Rechtbank Gelderland, 27-06-2013, ECLI:NL:RBGEL:2013:1259, AWB 12_3968
Rechtbank Gelderland, 27-06-2013, ECLI:NL:RBGEL:2013:1259, AWB 12_3968
Gegevens
- Instantie
- Rechtbank Gelderland
- Datum uitspraak
- 27 juni 2013
- Datum publicatie
- 25 juli 2013
- ECLI
- ECLI:NL:RBGEL:2013:1259
- Formele relaties
- Sprongcassatie: ECLI:NL:HR:2014:1457, Bekrachtiging/bevestiging
- Zaaknummer
- AWB 12_3968
Inhoudsindicatie
Berekening wettelijke rente.
Uitspraak
Team belastingrecht
Zittingsplaats Arnhem
registratienummer: AWB 12/3968
uitspraak van de meervoudige kamer ingevolge artikel 8:77 van de Algemene wet bestuursrecht (Awb)
van
inzake
[X] B.V., gevestigd te [Z], eiseres,
tegen
de inspecteur van de Belastingdienst/Utrecht-Gooi, kantoor Utrecht Orteliuslaan, verweerder.

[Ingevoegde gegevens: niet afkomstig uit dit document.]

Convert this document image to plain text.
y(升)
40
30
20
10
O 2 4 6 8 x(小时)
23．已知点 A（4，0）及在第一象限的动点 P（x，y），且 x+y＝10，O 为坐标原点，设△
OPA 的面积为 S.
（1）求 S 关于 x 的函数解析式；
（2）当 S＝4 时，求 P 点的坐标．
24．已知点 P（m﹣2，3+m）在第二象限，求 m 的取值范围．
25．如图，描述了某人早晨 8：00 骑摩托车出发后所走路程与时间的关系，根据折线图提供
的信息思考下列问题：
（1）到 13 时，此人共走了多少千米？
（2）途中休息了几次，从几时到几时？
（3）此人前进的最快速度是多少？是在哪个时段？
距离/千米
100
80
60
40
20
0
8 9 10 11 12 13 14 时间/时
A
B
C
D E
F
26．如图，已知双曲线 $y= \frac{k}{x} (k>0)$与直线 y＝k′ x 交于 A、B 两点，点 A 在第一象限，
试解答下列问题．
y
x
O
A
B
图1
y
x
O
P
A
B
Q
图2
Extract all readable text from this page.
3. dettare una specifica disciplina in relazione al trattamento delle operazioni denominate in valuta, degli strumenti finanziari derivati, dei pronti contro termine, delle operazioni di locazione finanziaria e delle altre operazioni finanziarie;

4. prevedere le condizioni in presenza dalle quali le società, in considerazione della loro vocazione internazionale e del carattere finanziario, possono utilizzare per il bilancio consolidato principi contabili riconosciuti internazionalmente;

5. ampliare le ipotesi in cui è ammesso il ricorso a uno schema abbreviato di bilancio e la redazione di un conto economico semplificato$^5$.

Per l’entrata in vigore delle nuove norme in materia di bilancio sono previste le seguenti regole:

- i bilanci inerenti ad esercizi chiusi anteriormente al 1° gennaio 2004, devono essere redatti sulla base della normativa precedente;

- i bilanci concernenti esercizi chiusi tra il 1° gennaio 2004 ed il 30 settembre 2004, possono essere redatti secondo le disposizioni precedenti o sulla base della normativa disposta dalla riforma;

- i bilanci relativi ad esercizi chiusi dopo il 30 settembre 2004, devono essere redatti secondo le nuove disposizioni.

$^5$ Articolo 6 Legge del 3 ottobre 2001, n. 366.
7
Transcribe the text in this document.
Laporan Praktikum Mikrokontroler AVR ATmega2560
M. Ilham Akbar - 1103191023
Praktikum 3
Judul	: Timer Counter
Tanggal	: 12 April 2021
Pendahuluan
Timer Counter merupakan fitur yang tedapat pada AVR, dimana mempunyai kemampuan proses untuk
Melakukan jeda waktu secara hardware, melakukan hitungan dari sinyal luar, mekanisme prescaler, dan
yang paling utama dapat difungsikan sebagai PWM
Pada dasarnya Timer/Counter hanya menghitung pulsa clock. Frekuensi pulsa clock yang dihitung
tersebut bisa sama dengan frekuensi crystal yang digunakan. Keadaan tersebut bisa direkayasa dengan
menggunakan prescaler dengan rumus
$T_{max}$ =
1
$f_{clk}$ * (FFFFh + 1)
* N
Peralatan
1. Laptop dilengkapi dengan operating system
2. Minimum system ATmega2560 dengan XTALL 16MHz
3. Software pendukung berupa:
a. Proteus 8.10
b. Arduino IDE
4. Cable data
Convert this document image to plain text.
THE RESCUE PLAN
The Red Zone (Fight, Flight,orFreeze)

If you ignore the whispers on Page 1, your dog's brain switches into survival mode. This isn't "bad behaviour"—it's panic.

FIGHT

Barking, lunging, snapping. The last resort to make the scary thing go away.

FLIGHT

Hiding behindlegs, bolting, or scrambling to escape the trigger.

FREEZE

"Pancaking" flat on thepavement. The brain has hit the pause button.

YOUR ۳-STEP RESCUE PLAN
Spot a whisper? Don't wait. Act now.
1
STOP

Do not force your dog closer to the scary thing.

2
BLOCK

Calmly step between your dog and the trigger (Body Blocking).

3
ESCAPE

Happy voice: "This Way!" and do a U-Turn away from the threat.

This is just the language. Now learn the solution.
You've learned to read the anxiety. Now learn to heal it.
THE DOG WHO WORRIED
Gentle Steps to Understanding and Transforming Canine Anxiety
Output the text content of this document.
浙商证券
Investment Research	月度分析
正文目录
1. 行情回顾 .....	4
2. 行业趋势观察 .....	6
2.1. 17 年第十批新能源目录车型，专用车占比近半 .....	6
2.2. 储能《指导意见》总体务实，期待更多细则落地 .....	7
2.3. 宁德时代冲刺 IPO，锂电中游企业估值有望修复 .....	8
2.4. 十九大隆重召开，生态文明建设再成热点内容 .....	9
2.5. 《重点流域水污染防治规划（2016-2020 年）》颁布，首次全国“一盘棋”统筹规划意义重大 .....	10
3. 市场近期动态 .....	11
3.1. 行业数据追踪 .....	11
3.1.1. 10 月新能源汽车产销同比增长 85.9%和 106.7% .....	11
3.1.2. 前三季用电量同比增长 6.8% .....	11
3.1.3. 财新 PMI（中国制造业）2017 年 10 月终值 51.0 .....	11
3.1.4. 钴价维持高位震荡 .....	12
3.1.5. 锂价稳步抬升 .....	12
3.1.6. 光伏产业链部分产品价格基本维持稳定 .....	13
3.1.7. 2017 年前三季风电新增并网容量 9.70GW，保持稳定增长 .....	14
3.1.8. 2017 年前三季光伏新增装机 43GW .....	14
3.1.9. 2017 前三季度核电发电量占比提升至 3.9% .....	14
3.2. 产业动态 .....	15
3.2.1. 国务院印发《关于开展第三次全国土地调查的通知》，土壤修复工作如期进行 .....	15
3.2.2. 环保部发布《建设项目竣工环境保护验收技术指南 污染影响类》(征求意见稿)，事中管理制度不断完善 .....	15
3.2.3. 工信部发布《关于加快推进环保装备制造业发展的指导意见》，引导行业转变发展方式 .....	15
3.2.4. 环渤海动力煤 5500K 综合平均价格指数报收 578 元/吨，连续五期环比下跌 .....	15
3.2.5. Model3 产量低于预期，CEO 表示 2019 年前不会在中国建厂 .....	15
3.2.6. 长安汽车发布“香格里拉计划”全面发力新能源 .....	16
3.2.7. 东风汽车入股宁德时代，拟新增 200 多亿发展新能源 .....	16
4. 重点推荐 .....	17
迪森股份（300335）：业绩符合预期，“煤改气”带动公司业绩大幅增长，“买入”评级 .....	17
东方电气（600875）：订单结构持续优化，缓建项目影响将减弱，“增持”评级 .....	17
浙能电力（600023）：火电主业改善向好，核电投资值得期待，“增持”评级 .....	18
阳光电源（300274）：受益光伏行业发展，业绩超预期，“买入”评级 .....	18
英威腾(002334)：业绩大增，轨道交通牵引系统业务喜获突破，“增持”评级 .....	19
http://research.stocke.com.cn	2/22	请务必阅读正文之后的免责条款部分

1 Ontstaan en loop van het geding
Verweerder heeft de aan eiseres voor het jaar 2007 opgelegde voorlopige aanslag vennootschapsbelasting op 22 augustus 2009 (aanslagnummer [000]) ambtshalve verminderd. Verweerder heeft hierbij geen heffingsrente vergoed, waartegen eiseres bezwaar heeft gemaakt. Verweerder heeft bij uitspraak op bezwaar van 20 december 2011 aan eiseres een bedrag van € 32.534 aan heffingsrente toegekend, welk bedrag door eiseres op 21 december 2011 is ontvangen. Over dit bedrag is geen wettelijke rente vergoed.
Eiseres heeft verweerder bij brief van 13 januari 2012 met betrekking tot de wettelijke rente in gebreke gesteld en heeft verweerder verzocht om binnen twee weken een beschikking te nemen als bedoeld in artikel 4:99 van de Awb. Deze termijn is in onderling overleg verlengd tot begin april 2012.
Verweerder heeft bij brief van 2 april 2012 medegedeeld geen wettelijke rente aan eiseres verschuldigd te zijn.
Eiseres heeft bij fax van 11 mei 2012 beroep ingesteld wegens het niet tijdig nemen van een beschikking bij de (toenmalige) rechtbank Utrecht. Deze rechtbank heeft het beroepschrift doorgestuurd naar de (toenmalige) rechtbank Arnhem, alwaar het op 21 mei 2012 is ontvangen. Eiseres heeft dit beroep ter zitting van 17 januari 2013 ingetrokken (registratienummer 12/2262).
Bij brief van 11 mei 2012 heeft eiseres bezwaar gemaakt tegen de beslissing van verweerder om geen wettelijke rente te vergoeden.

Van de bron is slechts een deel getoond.